Binance to compensate users affected by the crash of Wrapped Ether, Staked Solana and Ethena’s USDe

Binance has voluntarily announced compensation for users who suffered losses due to platform disruptions Friday evening that triggered a significant drop in the prices of Wrapped Beacon Ether (wBETH), Binance Staked SOL (BNSOL), and Ethereum’s synthetic dollar USDe.

“Due to significant market fluctuations over the past 16 hours and a large influx of users, some users experienced issues with their transactions. I deeply apologize for this. If you have suffered losses attributable to Binance, please contact our customer support to register your case,” Yi He, co-founder and chief customer officer of Binance, said on X.

He added that the exchange will review account activity on a case-by-case basis to determine compensation, emphasizing that losses due to market fluctuations and unrealized profits are not eligible for compensation.

The price of Binance’s Wrapped Beacon Ether (wBETH) plunged as low as $430 around 9:40 p.m. UTC on Friday, representing a staggering 88% discount to the spot price of Ether-Tether (ETH/USDT), which was trading above $3,800 at the same time.

Binance Staked SOL (BNBSOL) also fell to $34.90, trading at a massive discount to the solana spot price. Meanwhile, Ethena’s synthetic dollar USDe, which uses delta-neutral cash-and-carry, fell rapidly to 65 cents around the same time wBETH and BNBSOL collapsed.

Explanation of the accident

Tokens like wBETH and BNBSOL are designed to closely track the spot price of their underlying assets.

Binance valued these wrapped assets based on their prices in the spot market, as noted by AltLayer founder YQ Jia on

However, as Binance’s infrastructure came under strain due to increased market volatility and massive liquidations, market makers and arbitrageurs were unable to access primary markets and execute trades efficiently, causing a breakdown in price alignment. This led to a crash of wrapped tokens.

“Binance represents maybe 50% of global spot volume. When they [market makers] can’t access Binance – whether to hedge their positions or even see prices – they are flying blind. Do you want to bid for wBETH at $2,000 when you can’t see what’s happening in the larger market? Of course not,” Jia noted.

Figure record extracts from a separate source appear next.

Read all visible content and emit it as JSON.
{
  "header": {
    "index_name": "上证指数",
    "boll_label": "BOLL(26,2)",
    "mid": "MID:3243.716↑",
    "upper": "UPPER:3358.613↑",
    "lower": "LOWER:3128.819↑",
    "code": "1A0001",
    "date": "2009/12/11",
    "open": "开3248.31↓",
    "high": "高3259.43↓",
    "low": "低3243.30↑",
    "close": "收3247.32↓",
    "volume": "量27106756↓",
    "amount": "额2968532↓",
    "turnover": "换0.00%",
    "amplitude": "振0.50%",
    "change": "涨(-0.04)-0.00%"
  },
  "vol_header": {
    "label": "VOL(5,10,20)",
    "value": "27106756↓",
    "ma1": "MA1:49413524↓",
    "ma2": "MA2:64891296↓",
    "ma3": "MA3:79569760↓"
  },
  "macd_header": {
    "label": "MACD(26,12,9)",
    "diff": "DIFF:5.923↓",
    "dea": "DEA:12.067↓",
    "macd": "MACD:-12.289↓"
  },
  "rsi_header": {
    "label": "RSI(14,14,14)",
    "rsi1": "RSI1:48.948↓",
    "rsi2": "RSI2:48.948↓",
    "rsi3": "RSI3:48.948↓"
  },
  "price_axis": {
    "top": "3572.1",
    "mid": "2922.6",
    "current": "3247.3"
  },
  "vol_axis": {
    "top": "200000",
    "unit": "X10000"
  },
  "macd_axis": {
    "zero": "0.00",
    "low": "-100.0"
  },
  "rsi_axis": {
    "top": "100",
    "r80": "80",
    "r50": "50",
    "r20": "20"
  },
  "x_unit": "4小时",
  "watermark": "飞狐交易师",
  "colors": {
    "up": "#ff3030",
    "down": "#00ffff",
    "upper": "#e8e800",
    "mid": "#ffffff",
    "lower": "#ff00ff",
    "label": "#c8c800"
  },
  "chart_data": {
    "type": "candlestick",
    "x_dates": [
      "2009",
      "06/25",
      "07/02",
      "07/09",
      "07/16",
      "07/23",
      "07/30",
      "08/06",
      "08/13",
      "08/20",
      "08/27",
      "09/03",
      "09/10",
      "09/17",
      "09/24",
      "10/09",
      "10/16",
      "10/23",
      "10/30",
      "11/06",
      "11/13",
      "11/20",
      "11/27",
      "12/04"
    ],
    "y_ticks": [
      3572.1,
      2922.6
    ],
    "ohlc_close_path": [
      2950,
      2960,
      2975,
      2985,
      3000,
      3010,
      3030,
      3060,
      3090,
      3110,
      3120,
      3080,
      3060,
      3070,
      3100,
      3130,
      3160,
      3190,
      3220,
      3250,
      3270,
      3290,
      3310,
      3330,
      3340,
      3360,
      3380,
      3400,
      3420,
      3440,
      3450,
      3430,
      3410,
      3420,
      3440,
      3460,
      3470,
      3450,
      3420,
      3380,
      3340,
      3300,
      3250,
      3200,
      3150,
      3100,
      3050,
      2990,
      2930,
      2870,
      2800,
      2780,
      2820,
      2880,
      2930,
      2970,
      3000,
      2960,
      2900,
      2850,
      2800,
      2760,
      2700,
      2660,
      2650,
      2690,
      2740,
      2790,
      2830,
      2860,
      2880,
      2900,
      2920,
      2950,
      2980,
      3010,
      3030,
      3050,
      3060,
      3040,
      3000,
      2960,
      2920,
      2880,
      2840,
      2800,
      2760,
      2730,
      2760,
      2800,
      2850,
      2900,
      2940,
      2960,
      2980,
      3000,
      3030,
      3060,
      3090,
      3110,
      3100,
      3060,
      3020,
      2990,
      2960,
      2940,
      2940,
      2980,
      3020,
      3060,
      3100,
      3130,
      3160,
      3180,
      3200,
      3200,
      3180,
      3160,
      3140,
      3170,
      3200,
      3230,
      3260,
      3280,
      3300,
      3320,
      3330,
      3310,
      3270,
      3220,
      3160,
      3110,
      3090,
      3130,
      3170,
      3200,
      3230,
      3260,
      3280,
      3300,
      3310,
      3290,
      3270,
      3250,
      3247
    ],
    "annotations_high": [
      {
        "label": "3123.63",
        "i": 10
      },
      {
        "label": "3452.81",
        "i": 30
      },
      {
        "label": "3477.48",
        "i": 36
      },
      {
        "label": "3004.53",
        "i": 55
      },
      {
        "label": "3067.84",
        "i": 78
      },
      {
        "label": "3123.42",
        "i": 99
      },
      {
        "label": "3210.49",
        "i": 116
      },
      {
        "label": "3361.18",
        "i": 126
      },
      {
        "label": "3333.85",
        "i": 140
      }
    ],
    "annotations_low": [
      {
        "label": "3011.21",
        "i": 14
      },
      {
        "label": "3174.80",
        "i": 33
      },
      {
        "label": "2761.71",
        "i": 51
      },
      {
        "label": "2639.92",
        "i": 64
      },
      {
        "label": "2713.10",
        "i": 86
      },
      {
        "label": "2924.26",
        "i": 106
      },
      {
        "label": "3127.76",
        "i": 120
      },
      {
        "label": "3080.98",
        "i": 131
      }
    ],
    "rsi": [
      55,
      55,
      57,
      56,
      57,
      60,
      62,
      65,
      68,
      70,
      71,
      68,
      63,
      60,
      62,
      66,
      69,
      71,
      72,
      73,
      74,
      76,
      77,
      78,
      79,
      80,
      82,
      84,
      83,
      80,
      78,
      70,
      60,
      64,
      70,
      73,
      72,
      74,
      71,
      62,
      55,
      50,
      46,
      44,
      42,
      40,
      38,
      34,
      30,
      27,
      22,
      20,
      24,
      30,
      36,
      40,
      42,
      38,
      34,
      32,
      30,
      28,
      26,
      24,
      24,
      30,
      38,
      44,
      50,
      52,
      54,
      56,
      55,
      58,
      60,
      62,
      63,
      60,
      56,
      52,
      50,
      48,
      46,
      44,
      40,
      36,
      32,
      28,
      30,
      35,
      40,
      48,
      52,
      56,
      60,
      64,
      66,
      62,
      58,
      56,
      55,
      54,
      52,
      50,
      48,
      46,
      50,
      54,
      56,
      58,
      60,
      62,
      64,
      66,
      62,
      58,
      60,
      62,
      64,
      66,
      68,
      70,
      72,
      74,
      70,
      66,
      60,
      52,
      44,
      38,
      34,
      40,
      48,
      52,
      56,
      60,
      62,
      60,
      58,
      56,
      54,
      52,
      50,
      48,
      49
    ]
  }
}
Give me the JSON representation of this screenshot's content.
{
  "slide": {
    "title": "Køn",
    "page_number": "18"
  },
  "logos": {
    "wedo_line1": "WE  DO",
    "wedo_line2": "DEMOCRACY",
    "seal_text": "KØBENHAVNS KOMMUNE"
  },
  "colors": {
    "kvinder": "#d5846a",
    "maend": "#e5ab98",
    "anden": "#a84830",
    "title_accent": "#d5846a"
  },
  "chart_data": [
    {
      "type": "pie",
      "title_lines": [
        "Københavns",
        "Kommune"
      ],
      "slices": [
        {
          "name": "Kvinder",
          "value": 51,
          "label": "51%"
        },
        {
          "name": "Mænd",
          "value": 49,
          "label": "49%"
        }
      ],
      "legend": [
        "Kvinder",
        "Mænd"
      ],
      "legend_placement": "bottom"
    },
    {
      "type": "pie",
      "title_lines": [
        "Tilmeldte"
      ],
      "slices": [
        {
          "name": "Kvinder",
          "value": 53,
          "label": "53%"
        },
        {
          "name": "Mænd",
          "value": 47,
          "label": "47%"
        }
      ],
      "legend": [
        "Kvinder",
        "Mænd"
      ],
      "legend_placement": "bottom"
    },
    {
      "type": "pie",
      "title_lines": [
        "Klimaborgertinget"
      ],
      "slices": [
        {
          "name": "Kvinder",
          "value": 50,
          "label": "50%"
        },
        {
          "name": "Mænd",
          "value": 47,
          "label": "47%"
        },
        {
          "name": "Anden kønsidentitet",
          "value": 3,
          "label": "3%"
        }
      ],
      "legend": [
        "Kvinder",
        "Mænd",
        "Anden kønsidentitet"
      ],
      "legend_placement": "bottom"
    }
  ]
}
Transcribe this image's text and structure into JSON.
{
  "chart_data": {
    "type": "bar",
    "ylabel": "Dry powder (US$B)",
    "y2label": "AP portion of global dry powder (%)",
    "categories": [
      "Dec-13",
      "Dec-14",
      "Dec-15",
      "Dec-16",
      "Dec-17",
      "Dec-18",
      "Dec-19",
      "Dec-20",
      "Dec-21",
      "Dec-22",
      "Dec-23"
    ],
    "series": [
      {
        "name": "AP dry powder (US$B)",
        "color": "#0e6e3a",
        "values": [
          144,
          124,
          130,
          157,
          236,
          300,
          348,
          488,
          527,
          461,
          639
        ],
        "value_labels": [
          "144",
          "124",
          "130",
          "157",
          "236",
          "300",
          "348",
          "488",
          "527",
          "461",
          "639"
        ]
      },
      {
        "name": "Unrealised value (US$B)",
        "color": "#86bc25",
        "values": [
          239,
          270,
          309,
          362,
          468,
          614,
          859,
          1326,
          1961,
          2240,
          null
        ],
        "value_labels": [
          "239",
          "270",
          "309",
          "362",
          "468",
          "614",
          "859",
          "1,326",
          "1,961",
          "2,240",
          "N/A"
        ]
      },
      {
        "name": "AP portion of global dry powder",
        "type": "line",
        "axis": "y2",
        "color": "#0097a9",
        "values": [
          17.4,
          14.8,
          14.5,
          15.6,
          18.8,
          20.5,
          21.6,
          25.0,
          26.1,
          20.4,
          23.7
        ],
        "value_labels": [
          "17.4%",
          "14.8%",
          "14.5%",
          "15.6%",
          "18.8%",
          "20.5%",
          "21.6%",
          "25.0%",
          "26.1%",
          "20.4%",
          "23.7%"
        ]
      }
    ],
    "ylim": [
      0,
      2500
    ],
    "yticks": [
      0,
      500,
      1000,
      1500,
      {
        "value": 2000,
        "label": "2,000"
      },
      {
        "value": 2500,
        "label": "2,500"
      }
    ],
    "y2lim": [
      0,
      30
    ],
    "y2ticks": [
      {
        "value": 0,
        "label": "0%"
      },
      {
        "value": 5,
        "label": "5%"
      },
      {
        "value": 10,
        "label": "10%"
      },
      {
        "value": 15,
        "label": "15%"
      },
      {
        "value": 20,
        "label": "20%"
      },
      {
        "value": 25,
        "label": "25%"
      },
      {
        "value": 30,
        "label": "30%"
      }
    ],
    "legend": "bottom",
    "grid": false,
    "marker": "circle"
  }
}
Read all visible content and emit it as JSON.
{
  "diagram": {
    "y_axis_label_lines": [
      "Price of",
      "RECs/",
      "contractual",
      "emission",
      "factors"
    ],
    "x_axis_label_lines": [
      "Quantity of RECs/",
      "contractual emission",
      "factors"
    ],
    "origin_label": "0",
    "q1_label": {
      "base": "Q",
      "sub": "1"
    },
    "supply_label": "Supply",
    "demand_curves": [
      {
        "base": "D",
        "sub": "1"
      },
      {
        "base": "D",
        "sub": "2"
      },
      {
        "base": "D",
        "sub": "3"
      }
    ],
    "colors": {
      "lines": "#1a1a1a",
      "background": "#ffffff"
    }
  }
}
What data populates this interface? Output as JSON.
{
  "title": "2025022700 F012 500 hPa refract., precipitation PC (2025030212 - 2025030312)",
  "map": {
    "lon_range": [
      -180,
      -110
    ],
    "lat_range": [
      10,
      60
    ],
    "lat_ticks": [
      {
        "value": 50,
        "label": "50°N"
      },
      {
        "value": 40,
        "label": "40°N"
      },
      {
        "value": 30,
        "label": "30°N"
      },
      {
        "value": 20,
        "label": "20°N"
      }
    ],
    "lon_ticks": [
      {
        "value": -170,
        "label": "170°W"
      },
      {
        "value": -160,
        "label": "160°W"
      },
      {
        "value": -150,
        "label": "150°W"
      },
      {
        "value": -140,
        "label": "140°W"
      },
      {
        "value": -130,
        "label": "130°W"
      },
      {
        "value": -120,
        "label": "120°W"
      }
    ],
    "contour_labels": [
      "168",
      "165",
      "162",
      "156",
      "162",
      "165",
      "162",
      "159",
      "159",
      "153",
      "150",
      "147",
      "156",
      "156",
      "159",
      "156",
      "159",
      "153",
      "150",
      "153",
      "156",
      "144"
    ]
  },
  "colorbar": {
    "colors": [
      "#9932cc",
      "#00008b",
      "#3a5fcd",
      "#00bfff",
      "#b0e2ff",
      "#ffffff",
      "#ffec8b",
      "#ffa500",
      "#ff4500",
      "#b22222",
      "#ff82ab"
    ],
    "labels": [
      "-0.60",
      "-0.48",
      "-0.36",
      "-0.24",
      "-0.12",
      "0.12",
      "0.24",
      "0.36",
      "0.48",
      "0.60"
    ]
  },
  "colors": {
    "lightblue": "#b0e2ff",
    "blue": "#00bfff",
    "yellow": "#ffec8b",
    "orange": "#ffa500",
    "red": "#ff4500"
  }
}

Jia added that the inability of market makers to participate has created a liquidity vacuum, reminiscent of portfolio insurance in 1987 – “mechanisms designed for normal markets that become procyclical accelerators in crashes.”

Corrective measures

Within 24 hours of the crash, Binance announced plans to use conversion rate pricing for wrapped assets.

Instead of valuing wBETH based on volatile and distressed transactions in the spot market, the exchange would now price it based on the underlying stake ratio, which represents the actual amount of ETH each wrapped token represents.

This change means more stable and accurate valuation during times of market stress by disconnecting wrapped token prices from short-term spot market fluctuations.